Gespannt wurde im Schraubstock der Bohrmaschine mit Hilfe der Spannhülse aus der Drehmaschine, um den Schaft nicht zu beschädigen. Vorbohren und Aufbohren auf Fertigmaß sind dann nicht mehr der Rede wert.
Was noch blieb, war die Herstellung der Stufensenkung für die Befestigungsschrauben des Grundkörpers am Motor. Dazu habe ich einfach zwei Schrauben in die Löcher des Grundkörper gesteckt, um ein Verdrehen beim Senken zu verhindern.

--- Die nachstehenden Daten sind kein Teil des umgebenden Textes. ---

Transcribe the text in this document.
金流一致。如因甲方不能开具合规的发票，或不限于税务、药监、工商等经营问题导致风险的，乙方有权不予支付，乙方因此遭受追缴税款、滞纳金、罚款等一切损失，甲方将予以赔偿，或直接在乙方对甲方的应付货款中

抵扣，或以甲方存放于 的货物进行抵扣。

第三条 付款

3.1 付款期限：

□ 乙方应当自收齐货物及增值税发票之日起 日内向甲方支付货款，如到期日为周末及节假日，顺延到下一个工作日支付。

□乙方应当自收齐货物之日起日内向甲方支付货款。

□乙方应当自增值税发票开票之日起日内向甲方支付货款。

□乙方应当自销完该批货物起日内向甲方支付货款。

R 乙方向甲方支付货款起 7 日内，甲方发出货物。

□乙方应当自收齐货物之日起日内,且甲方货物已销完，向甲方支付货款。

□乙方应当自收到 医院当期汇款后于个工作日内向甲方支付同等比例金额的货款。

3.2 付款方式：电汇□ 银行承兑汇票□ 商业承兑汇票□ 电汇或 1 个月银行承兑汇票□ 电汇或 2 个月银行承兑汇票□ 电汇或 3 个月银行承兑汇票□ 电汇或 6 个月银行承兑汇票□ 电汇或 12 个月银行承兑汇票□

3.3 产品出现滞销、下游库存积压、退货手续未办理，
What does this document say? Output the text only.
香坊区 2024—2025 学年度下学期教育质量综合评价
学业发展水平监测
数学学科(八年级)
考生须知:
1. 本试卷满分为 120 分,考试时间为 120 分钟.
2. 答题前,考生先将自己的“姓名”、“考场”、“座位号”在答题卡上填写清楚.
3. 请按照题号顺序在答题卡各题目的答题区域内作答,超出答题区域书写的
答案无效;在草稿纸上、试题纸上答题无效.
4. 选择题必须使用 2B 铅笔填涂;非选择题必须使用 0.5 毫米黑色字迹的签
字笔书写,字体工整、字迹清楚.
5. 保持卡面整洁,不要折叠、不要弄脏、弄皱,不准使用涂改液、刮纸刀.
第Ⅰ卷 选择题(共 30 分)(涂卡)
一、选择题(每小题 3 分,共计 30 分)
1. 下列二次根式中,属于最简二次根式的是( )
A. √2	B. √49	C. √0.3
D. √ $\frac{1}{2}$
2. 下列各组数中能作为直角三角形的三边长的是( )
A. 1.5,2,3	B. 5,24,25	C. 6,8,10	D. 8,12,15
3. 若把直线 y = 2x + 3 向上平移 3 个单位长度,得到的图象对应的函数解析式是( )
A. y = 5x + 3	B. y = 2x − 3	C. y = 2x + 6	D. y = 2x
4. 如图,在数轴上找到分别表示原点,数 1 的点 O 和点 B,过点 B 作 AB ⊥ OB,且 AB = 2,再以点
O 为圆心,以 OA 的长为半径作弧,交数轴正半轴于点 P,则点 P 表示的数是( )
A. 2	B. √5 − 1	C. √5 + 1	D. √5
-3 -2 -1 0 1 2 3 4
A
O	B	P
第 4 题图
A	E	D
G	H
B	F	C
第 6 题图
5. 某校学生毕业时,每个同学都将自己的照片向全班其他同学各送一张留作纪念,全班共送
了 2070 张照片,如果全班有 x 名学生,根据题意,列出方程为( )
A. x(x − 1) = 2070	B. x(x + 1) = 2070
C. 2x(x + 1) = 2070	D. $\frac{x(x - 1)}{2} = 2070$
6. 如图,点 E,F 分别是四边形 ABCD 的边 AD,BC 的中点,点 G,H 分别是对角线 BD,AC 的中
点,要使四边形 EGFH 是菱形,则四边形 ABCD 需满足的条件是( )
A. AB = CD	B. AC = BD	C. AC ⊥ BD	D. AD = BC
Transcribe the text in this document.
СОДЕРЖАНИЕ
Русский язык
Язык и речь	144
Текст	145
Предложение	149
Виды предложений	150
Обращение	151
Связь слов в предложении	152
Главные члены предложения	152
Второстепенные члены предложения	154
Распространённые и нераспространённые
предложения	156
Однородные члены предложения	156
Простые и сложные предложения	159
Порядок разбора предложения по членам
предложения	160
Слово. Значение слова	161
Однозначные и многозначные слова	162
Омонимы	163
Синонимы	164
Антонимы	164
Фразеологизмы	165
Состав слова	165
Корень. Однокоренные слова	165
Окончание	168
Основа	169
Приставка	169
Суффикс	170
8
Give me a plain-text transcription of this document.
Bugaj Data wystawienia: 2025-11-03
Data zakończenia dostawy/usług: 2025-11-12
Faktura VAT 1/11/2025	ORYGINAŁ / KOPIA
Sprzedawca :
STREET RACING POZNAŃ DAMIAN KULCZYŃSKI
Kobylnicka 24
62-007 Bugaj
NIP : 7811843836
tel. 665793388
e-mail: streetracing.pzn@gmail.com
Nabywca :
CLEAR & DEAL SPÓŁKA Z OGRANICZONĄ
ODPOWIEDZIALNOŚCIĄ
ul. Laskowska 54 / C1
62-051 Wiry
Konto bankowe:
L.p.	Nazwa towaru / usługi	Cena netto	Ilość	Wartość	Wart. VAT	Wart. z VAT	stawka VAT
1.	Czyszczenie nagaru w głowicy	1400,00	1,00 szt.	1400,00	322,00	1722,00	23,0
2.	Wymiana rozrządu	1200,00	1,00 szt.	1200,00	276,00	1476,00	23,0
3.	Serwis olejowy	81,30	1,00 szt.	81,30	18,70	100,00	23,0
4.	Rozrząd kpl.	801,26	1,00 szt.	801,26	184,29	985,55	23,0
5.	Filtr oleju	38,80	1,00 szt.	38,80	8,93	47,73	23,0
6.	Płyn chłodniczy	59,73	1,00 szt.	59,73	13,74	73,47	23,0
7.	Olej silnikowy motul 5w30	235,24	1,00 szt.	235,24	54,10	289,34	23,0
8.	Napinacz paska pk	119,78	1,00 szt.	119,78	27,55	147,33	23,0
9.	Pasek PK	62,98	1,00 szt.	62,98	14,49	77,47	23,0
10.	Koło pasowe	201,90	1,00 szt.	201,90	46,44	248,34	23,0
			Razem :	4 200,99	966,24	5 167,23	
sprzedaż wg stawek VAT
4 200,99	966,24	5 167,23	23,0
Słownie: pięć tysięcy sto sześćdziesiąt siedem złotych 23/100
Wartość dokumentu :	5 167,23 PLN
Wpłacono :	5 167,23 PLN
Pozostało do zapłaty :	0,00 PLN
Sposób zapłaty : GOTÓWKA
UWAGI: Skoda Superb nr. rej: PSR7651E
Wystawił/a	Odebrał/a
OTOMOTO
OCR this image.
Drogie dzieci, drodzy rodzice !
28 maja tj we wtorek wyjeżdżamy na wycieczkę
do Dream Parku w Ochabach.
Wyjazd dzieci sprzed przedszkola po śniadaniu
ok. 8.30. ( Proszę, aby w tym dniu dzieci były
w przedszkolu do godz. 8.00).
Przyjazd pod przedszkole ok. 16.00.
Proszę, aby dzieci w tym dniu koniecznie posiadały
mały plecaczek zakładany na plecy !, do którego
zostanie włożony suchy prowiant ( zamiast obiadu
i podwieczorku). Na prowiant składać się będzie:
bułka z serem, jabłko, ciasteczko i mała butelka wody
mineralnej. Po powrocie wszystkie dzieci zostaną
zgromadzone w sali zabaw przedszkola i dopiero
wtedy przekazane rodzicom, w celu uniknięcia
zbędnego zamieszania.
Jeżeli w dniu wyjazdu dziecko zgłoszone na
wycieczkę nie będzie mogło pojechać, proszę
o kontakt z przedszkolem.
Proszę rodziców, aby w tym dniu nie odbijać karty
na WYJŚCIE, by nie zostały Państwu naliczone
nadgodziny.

Die Fertigung einer angepassten Druckscheibe und das Anpassen der Schrauben war dann Routine und ging schnell von der Hand. Als wir dann so weit waren, kam die Frage auf: “Und wie bekomme ich die passenden Löcher in meine Propeller?“ Der erste Gedanke, die Löcher mittels Druckscheibe anzuzeichnen und dann zu bohren, wurde schnell verworfen. Schließlich hatten wir uns schon so viel Arbeit gemacht, da muss nun auch dafür noch eine adäquate Lösung her.
Wir fertigten eine entsprechende Lehre an, auf die der ungebohrte Propeller aufgespannt wird. Dann wird das erste Loch ausgerichtet und gebohrt. Anschließend wird ein Passstift in die erste Bohrung eingesetzt und damit sichergestellt, dass sich die Lehre nicht mehr verdrehen kann. Der hohe Grundkörper führt den Bohrer sicher und gewährleistet so eine genau senkrechte Bohrung.
So sieht die Lehre von der Bohrseite aus.
Damit wäre der Ausflug in die Werkstatt beendet. Ich hoffe, der ein oder andere Leser fühlt sich ermutigt, in Zukunft auch mal eine etwas anspruchsvollere Dreharbeit zu machen. Keine Angst, man kann auch auf einer kleinen, einfachen Maschine hochgenaue Werkstücke anfertigen.